India September GDP Growth Slows Down To 5.3%

DSIJ Intelligence / 30 Nov 2012

The gross domestic product of the country during the second quarter of the current fiscal grew by 5.3 per cent as against 6.9 per cent in the same quarter last year. The market was expecting a GDP growth figure of about 5.4 to 5.5 per cent and hence the actual GDP growth is mostly in line with the market expectation.
The gross domestic product of the country during the second quarter of the current fiscal grew by 5.3 per cent as against 6.9 per cent in the same quarter last year. As per the available data, the GDP at factor cost at constant prices for the September quarter is estimated at Rs 12,93,922 crore as against Rs 12,28,982 crore in the corresponding period last fiscal.

The market was expecting a GDP growth figure of about 5.4 to 5.5 per cent and hence the actual GDP growth is mostly in line with the market expectation. At 5.3 per cent we expect the yearly GDP growth estimates to largely remain unchanged at 5.5 to 5.6 per cent. The market had sensed lower GDP growth and hence as soon as the GDP numbers were announced both Nifty and BSE Sensex gained from the morning trading levels. One of the reasons might be absence of any negative surprises that helped market’s momentum.

Higher growth was also seen in the financial services sector which grew by 9.4 per cent. The primary highlight of the GDP is that during the quarter the construction sector saw 6.7 per cent growth. The key indicators of the construction sector i.e. cement and consumption of finished steel grew by 5.1 per cent and 2.3 per cent respectively. The agriculture sector, however, saw a growth of only 1.2 per cent which was in line with the market expectation as the poor monsoon in the country during the July to September period took a toll on farming.

IndicatorGrowth
Aggregate bank deposits 17.50%
Bank credits 15.70%
Financial services and real estate 9.40%
Trade, Hotels, Transport and communication 6.70%
Mining 1.90%
Manufacturing 1.80%
Commercial vehicles 1.60%
Agriculture 1.20%
Cargo at major ports -0.90%
Cargo (Civil aviation) -5.20%
passengers (Civil aviation ) -6.30%
As per a press release, the manufacturing growth has slipped down to 0.8 per cent. The electricity, gas and water supply sector during the quarter saw 3.4 per cent growth, which should also be termed as low. At 5.3 per cent the GDP growth is at a 10-year low which is due to weak recovery in the global markets, slowdown in demand across Europe as well as domestic factors such as policy paralysis at the government level, slowing down of the pace in investments, tight monetary policy, etc.

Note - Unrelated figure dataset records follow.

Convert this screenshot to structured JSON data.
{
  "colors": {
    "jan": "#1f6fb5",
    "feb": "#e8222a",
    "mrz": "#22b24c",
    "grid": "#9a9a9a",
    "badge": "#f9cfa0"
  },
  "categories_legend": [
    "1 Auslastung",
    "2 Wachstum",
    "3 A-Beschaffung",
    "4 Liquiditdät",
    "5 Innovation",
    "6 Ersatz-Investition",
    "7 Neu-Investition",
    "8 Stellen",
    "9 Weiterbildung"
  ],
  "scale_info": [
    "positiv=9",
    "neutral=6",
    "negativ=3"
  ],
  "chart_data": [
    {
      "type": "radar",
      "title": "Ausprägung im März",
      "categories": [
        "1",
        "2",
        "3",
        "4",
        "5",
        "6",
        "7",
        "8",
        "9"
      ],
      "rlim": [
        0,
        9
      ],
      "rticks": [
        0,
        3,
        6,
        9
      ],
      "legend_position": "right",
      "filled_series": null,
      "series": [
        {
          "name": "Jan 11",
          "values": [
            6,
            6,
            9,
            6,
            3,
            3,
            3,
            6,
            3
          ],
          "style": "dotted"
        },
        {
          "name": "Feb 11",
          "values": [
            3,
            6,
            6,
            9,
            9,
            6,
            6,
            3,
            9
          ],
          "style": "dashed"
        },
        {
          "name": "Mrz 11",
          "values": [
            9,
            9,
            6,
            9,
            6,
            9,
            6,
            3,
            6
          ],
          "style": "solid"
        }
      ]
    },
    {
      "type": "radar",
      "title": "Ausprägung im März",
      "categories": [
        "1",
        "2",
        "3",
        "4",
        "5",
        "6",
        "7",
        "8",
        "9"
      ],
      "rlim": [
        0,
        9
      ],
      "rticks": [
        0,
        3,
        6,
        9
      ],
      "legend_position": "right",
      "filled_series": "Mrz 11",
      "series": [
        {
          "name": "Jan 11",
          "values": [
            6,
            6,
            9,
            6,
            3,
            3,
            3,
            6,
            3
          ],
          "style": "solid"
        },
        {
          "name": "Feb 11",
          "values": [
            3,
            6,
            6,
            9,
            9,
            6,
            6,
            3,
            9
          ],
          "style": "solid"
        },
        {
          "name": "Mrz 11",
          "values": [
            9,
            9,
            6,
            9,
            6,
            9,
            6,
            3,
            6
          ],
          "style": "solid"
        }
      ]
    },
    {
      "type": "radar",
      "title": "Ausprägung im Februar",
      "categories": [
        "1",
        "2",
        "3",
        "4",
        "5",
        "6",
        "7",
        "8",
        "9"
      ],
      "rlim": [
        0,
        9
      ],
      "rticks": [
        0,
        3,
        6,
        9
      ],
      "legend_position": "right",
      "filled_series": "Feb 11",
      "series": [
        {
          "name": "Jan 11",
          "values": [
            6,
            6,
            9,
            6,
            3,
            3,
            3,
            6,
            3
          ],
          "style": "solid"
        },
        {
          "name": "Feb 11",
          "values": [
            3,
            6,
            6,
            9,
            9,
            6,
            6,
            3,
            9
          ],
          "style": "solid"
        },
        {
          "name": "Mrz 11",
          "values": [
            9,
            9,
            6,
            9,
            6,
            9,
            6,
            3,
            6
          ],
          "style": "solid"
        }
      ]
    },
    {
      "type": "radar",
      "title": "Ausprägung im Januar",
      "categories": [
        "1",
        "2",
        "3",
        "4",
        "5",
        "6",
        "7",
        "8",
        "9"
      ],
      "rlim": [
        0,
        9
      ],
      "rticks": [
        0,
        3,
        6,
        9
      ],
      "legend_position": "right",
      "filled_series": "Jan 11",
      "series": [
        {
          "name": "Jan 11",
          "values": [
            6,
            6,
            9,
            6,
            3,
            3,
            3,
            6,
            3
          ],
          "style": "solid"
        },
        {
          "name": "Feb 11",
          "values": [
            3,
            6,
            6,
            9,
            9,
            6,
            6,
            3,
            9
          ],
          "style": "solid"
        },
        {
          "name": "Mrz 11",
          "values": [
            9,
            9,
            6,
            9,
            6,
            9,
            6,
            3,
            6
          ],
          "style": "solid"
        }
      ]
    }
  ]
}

The yearly GDP estimates at about 5.5 per cent to 5.6 per cent are less considering the fact that the country at one point of time was growing at the rate of over 8 per cent. Most of the industry leaders are now asking the RBI to cut the interest rates, which is ultimately taking a toll on new investments.

Inflation, another culprit of growth, has also not shown any sign of moderation. The RBI, which has been subscribing to a tight monetary policy to curb inflation, has now indicated a rate cut as early as the March quarter, which may add to growth. RBI, by its policy, had indirectly put pressure on the government which finally went ahead with FDI in sectors such as insurance, power trading and retail.

The only breather however has come in the form of a ‘stable’ outlook affirmed by Moody’s and an ‘outperform’ rating tagged by Goldman Sachs on the country. Investment bank Nomura now expects a slow recovery next year with a GDP projection of 6.1 per cent. It expects that issues related to inflation, supply side constraints and weak exports will put pressure on the growth curve.
Amidst all these facts, the question whether our economy has bottomed out remains unanswered. The rupee, after showing strength in the last month, has again depreciated to the 54-odd level against the dollar. The fiscal deficit may come in higher due to the surging gold and coal imports. Of the Rs 30,000 crore divestment target, the government has so far achieved Rs 932 crore. The failed telecom auction in that sense should also be seen as a negative factor.

Amid these concerns, one should also pay attention to the host of global trade data which has shown expansion in the factor output in China. The Japanese trade data published today also show 1.8% growth against expected decline of 2.2%. On the back of this there is slight possibility that the GDP growth of the country may have bottomed out.